Stock picker extraordinaire Peter Lynch’s “invest in what you know” strategy has made him a household name with investors both big and small.
A Boston resident for all but his Wharton years, Lynch ran Fidelity Investments’ Magellan Fund from 1977 to 1990, uncovering investment gems like Taco Bell, Pier One Imports, and Dunkin’ Donuts. During the Lynch years, Magellan was the topranked general equity mutual fund in America, averaging an amazing 29.2 percent return a year, and only underperforming the S&P 500 index twice. He retired in 1990 at the age of 46, a move that brought mailbags of letters from distraught investors.
While running Magellan, Lynch avoided hot, fast-growth industries, preferring instead to find an overlooked stock in a sleeper sector. Then, he learned as much as he could about it. “The person that turns over the most rocks wins the game. And that’s always been my philosophy,” Lynch has said over the years.
Now vice-chairman of Fidelity Investments, Lynch has lived and breathed his strategy, even choosing one company, Hanes, in the 1970s because his wife bought and loved its new L’Eggs pantyhose line—the first department-store-quality pantyhose sold to American women via supermarkets. “I did a little bit of research,” Lynch told PBS’s Frontline. “I found out the average woman goes to the supermarket or a drugstore once a week. And they go to a woman’s specialty store or department store once every six weeks. And all the good hosiery, all the good pantyhose is being sold in department stores. They were selling junk in the supermarkets. They were selling junk in the drugstores.”
Lynch knew Hanes had a winner.
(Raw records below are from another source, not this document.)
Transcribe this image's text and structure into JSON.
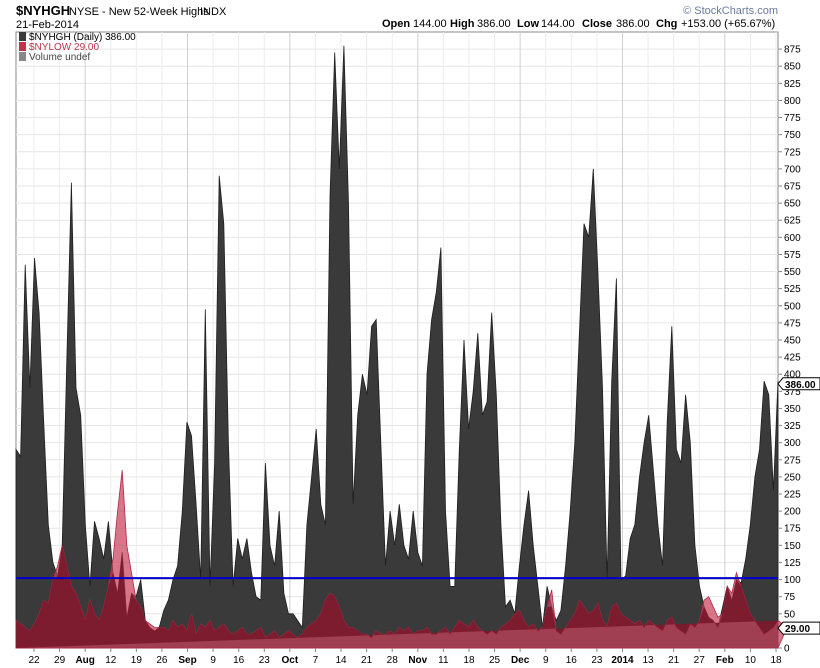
{
  "header": {
    "symbol": "$NYHGH",
    "description": "NYSE - New 52-Week Highs",
    "exchange": "INDX",
    "date": "21-Feb-2014",
    "open_label": "Open",
    "open": "144.00",
    "high_label": "High",
    "high": "386.00",
    "low_label": "Low",
    "low": "144.00",
    "close_label": "Close",
    "close": "386.00",
    "chg_label": "Chg",
    "chg": "+153.00 (+65.67%)",
    "watermark": "© StockCharts.com"
  },
  "legend": [
    {
      "text": "$NYHGH (Daily) 386.00",
      "color": "#3b3b3b"
    },
    {
      "text": "$NYLOW 29.00",
      "color": "#c0334d"
    },
    {
      "text": "Volume undef",
      "color": "#555555"
    }
  ],
  "chart_data": {
    "type": "area",
    "title": "$NYHGH NYSE - New 52-Week Highs INDX",
    "ylim": [
      0,
      900
    ],
    "y_ticks": [
      0,
      25,
      50,
      75,
      100,
      125,
      150,
      175,
      200,
      225,
      250,
      275,
      300,
      325,
      350,
      375,
      400,
      425,
      450,
      475,
      500,
      525,
      550,
      575,
      600,
      625,
      650,
      675,
      700,
      725,
      750,
      775,
      800,
      825,
      850,
      875
    ],
    "x_tick_labels": [
      "22",
      "29",
      "Aug",
      "12",
      "19",
      "26",
      "Sep",
      "9",
      "16",
      "23",
      "Oct",
      "7",
      "14",
      "21",
      "28",
      "Nov",
      "11",
      "18",
      "25",
      "Dec",
      "9",
      "16",
      "23",
      "2014",
      "13",
      "21",
      "27",
      "Feb",
      "10",
      "18"
    ],
    "bold_tick_labels": [
      "Aug",
      "Sep",
      "Oct",
      "Nov",
      "Dec",
      "2014",
      "Feb"
    ],
    "reference_line": {
      "value": 102,
      "color": "#0000cc"
    },
    "last_values": {
      "NYHGH": "386.00",
      "NYLOW": "29.00"
    },
    "series": [
      {
        "name": "$NYHGH",
        "color": "#3a3a3a",
        "values": [
          290,
          280,
          560,
          380,
          570,
          490,
          330,
          180,
          125,
          105,
          150,
          420,
          680,
          380,
          340,
          180,
          90,
          185,
          160,
          130,
          185,
          110,
          80,
          140,
          45,
          80,
          75,
          100,
          40,
          30,
          25,
          30,
          55,
          70,
          100,
          120,
          200,
          330,
          310,
          210,
          100,
          495,
          90,
          270,
          690,
          620,
          300,
          90,
          160,
          130,
          160,
          110,
          75,
          70,
          270,
          150,
          120,
          200,
          80,
          50,
          50,
          40,
          30,
          180,
          250,
          320,
          210,
          180,
          660,
          870,
          700,
          880,
          650,
          210,
          340,
          400,
          370,
          470,
          480,
          300,
          120,
          200,
          150,
          210,
          150,
          130,
          200,
          140,
          120,
          400,
          480,
          520,
          585,
          200,
          90,
          90,
          290,
          450,
          320,
          375,
          460,
          340,
          360,
          490,
          370,
          180,
          60,
          70,
          50,
          120,
          180,
          230,
          150,
          90,
          30,
          90,
          60,
          40,
          55,
          120,
          200,
          300,
          460,
          620,
          600,
          700,
          550,
          380,
          100,
          390,
          540,
          100,
          105,
          160,
          180,
          250,
          300,
          340,
          260,
          180,
          120,
          330,
          470,
          290,
          270,
          370,
          300,
          150,
          90,
          60,
          45,
          40,
          30,
          60,
          90,
          70,
          100,
          95,
          130,
          180,
          250,
          290,
          390,
          370,
          230,
          390
        ],
        "last": "386.00"
      },
      {
        "name": "$NYLOW",
        "color": "#d95f79",
        "values": [
          40,
          35,
          30,
          25,
          35,
          50,
          70,
          65,
          100,
          120,
          150,
          120,
          90,
          80,
          60,
          40,
          70,
          50,
          40,
          60,
          90,
          130,
          200,
          260,
          150,
          110,
          70,
          60,
          40,
          35,
          30,
          30,
          30,
          25,
          40,
          30,
          35,
          25,
          50,
          20,
          35,
          30,
          40,
          25,
          30,
          35,
          25,
          20,
          25,
          30,
          20,
          20,
          25,
          30,
          15,
          20,
          25,
          15,
          20,
          25,
          20,
          15,
          20,
          30,
          35,
          40,
          50,
          70,
          80,
          75,
          60,
          40,
          30,
          30,
          25,
          20,
          20,
          15,
          25,
          20,
          20,
          25,
          20,
          30,
          25,
          30,
          20,
          25,
          25,
          30,
          20,
          20,
          25,
          30,
          20,
          30,
          40,
          35,
          30,
          40,
          30,
          25,
          20,
          25,
          20,
          30,
          35,
          40,
          50,
          55,
          40,
          30,
          35,
          25,
          30,
          60,
          85,
          25,
          20,
          30,
          40,
          50,
          70,
          60,
          50,
          55,
          65,
          40,
          30,
          60,
          65,
          50,
          45,
          40,
          35,
          40,
          30,
          40,
          35,
          30,
          25,
          40,
          45,
          30,
          25,
          20,
          35,
          30,
          40,
          70,
          75,
          60,
          45,
          50,
          90,
          80,
          110,
          90,
          70,
          50,
          40,
          30,
          20,
          25,
          30,
          40,
          35,
          30
        ],
        "last": "29.00"
      }
    ]
  }
}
L’Eggs became a huge success, and Hanes became Magellan’s biggest position. Lynch’s widespread influence was broadened further by his three bestselling texts on investing (written with co-author John Rothchild), including One Up on Wall Street, Beating the Street, and Learn to Earn, which was written for teenagers.
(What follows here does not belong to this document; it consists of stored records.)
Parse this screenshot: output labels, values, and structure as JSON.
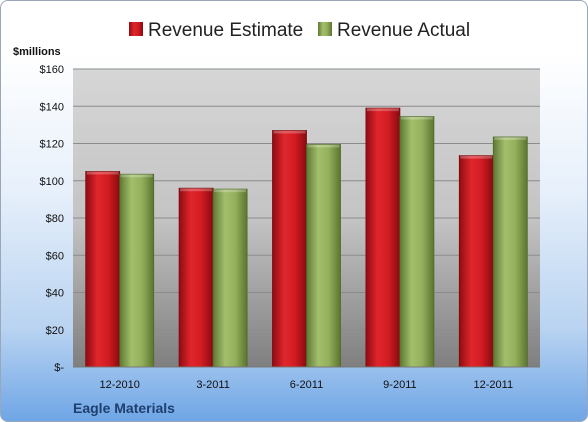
{
  "chart_data": {
    "type": "bar",
    "y_unit_label": "$millions",
    "categories": [
      "12-2010",
      "3-2011",
      "6-2011",
      "9-2011",
      "12-2011"
    ],
    "series": [
      {
        "name": "Revenue Estimate",
        "color": "#c8141c",
        "values": [
          105,
          96,
          127,
          139,
          113.5
        ]
      },
      {
        "name": "Revenue Actual",
        "color": "#8aa656",
        "values": [
          103.5,
          95.5,
          119.5,
          134.5,
          123.5
        ]
      }
    ],
    "y_ticks": [
      "$-",
      "$20",
      "$40",
      "$60",
      "$80",
      "$100",
      "$120",
      "$140",
      "$160"
    ],
    "ylim": [
      0,
      160
    ],
    "grid": true,
    "legend": "top"
  },
  "footer": {
    "company": "Eagle Materials"
  }
}
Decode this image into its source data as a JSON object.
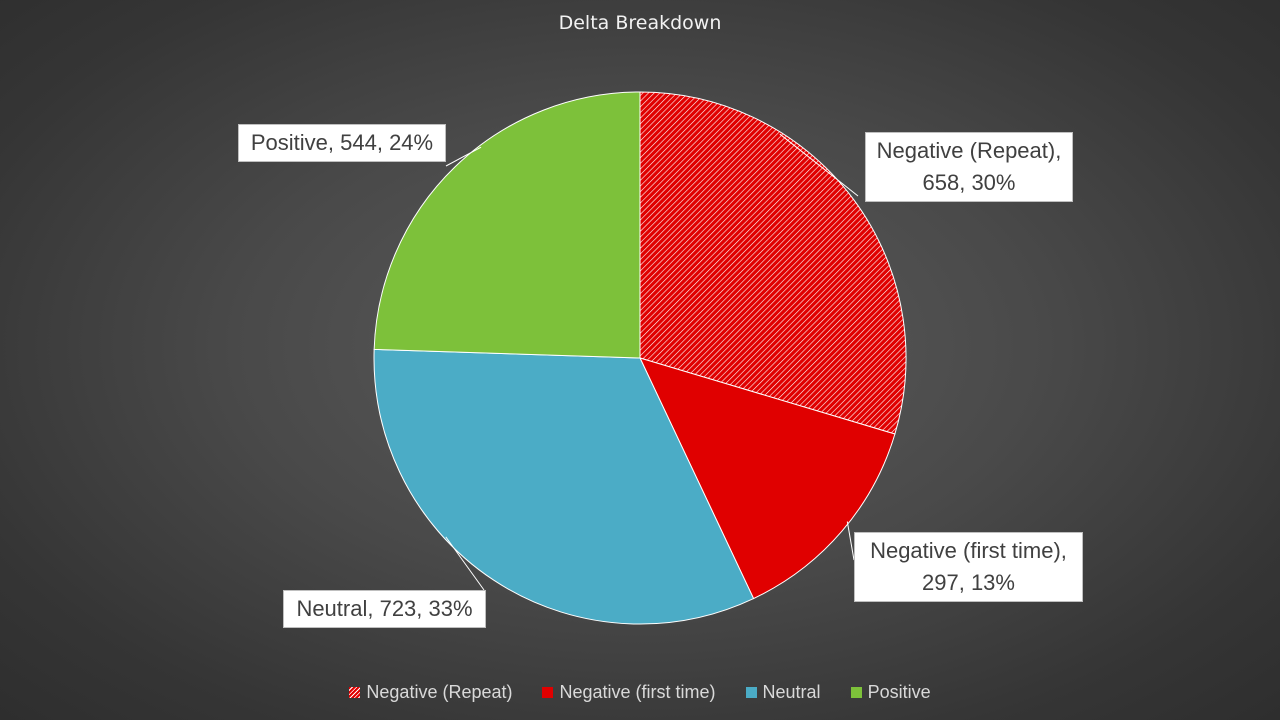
{
  "chart_data": {
    "type": "pie",
    "title": "Delta Breakdown",
    "slices": [
      {
        "name": "Negative (Repeat)",
        "value": 658,
        "percent": "30%",
        "color": "#e00000",
        "pattern": "hatch",
        "label_lines": [
          "Negative (Repeat),",
          "658, 30%"
        ]
      },
      {
        "name": "Negative (first time)",
        "value": 297,
        "percent": "13%",
        "color": "#e00000",
        "pattern": "solid",
        "label_lines": [
          "Negative (first time),",
          "297, 13%"
        ]
      },
      {
        "name": "Neutral",
        "value": 723,
        "percent": "33%",
        "color": "#4bacc6",
        "pattern": "solid",
        "label_lines": [
          "Neutral, 723, 33%"
        ]
      },
      {
        "name": "Positive",
        "value": 544,
        "percent": "24%",
        "color": "#7dc13a",
        "pattern": "solid",
        "label_lines": [
          "Positive, 544, 24%"
        ]
      }
    ],
    "legend_position": "bottom",
    "start_angle": "12 o'clock",
    "direction": "clockwise"
  }
}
He has long insisted that individual investors who don’t have time to learn complicated quantitative stock measures or read lengthy financial reports can research stocks as well or better than most investment professionals by using the “invest in what you know” principle to find undervalued stocks. “Go for a business that any idiot can run,” he has said, “because sooner or later, any idiot probably is going to run it.”